The RG3 arrived at Perry Park late this summer. After setup and programming, purer rolls on the greens soon followed. In addition to not needing to be rolled after they’ve been mowed, the greens no longer require double-cutting, because the RG3’s blade-spin produces 30 percent more clipping yield than traditional walk mowers at the same height. Perry Park soon committed to robotic mowing of all putting surfaces, becoming the only course in Colorado—and one of only three in the country—to do so. While Daigle initially was concerned about employee reaction, he reports his “staff has been incredibly receptive to the technology, as it helps them provide a better product with less effort.”
To Daigle’s point, the 26 minutes the staff previously spent walk-mowing each green can now be used to tackle hand-raking bunkers, string-trimming heads, cleaning up debris, repairing ball marks, filling divots and executing other maintenance tasks previously performed as golfers arrived to play. “We’re getting things done in a third of the time,” Daigle says. “And you can’t put a price on a quiet golf experience.”
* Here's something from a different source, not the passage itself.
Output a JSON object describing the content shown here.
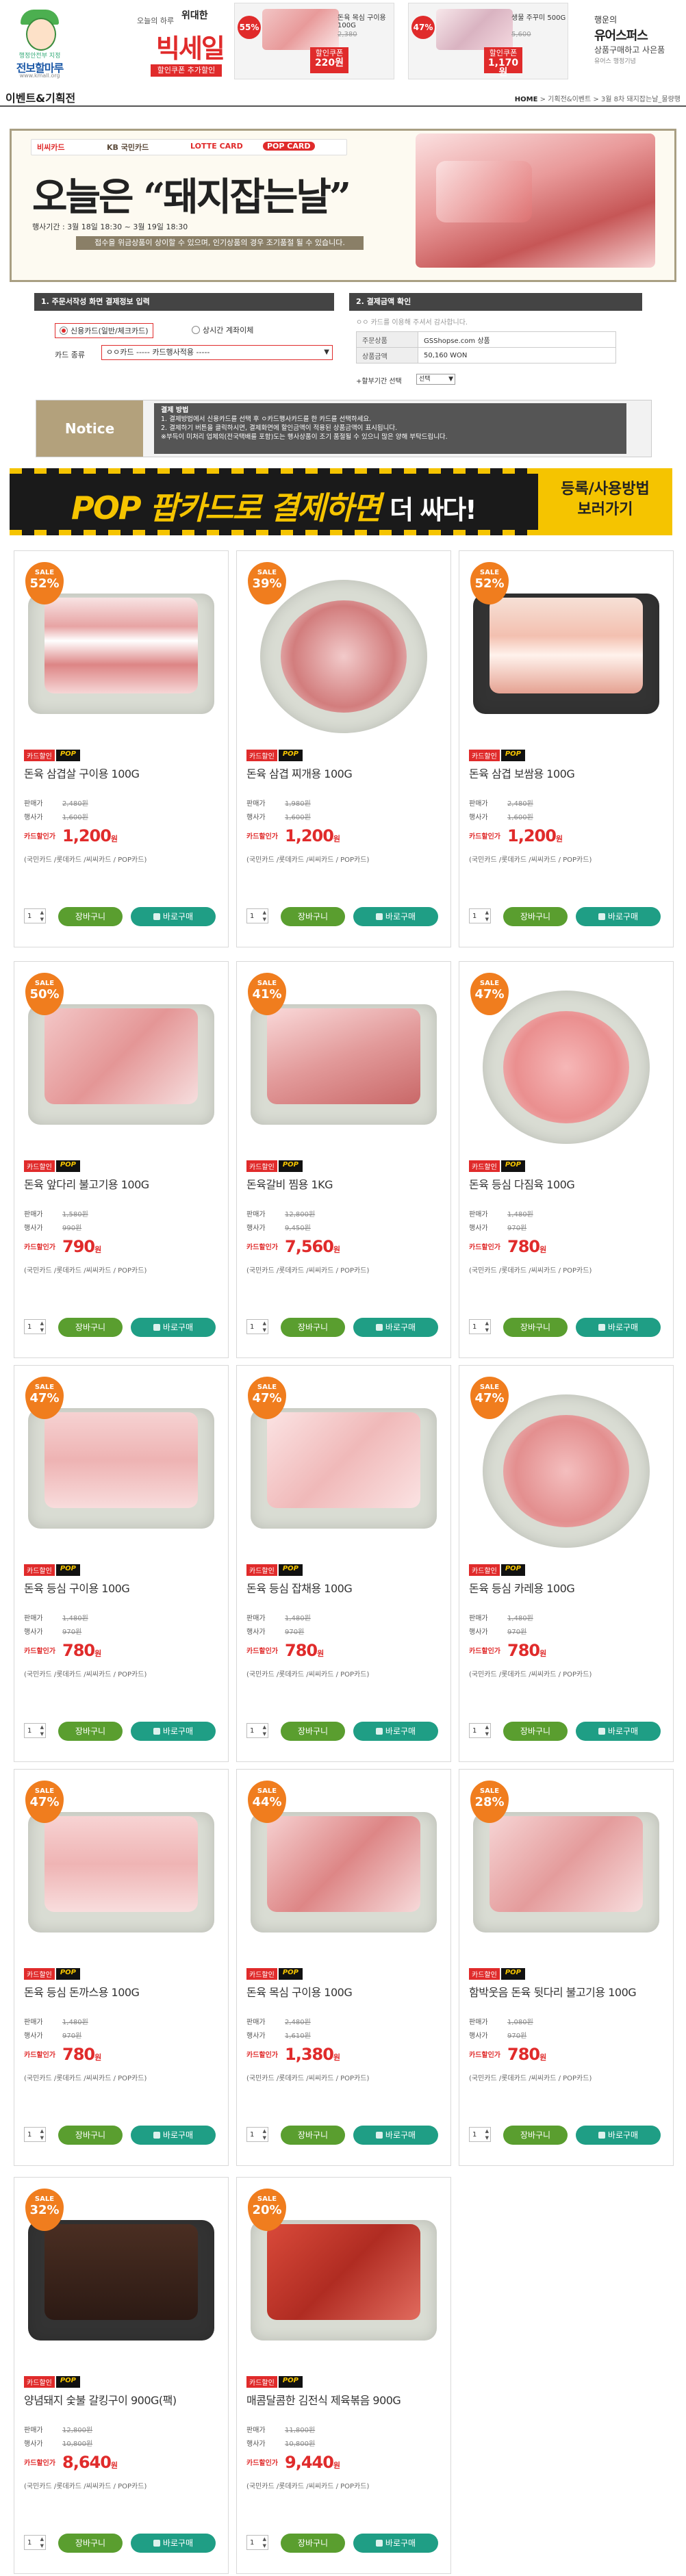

What he can put a price on is the money saved over the course of Reggie’s five-year lease. Daigle calculated a two-person reduction in hard-to-retain seasonal laborers zeroes out the cost. Plus, the four sealed lead-acid batteries that power the electric RG3 save an estimated $2,500 annually in gas and oil—with the added benefit of keeping the air around the course cleaner and the greens free of leak damage.
With improvements to its course and coffers, Perry Park has also embarked on an expansion of its clubhouse—the construction of which will presumably not involve robots.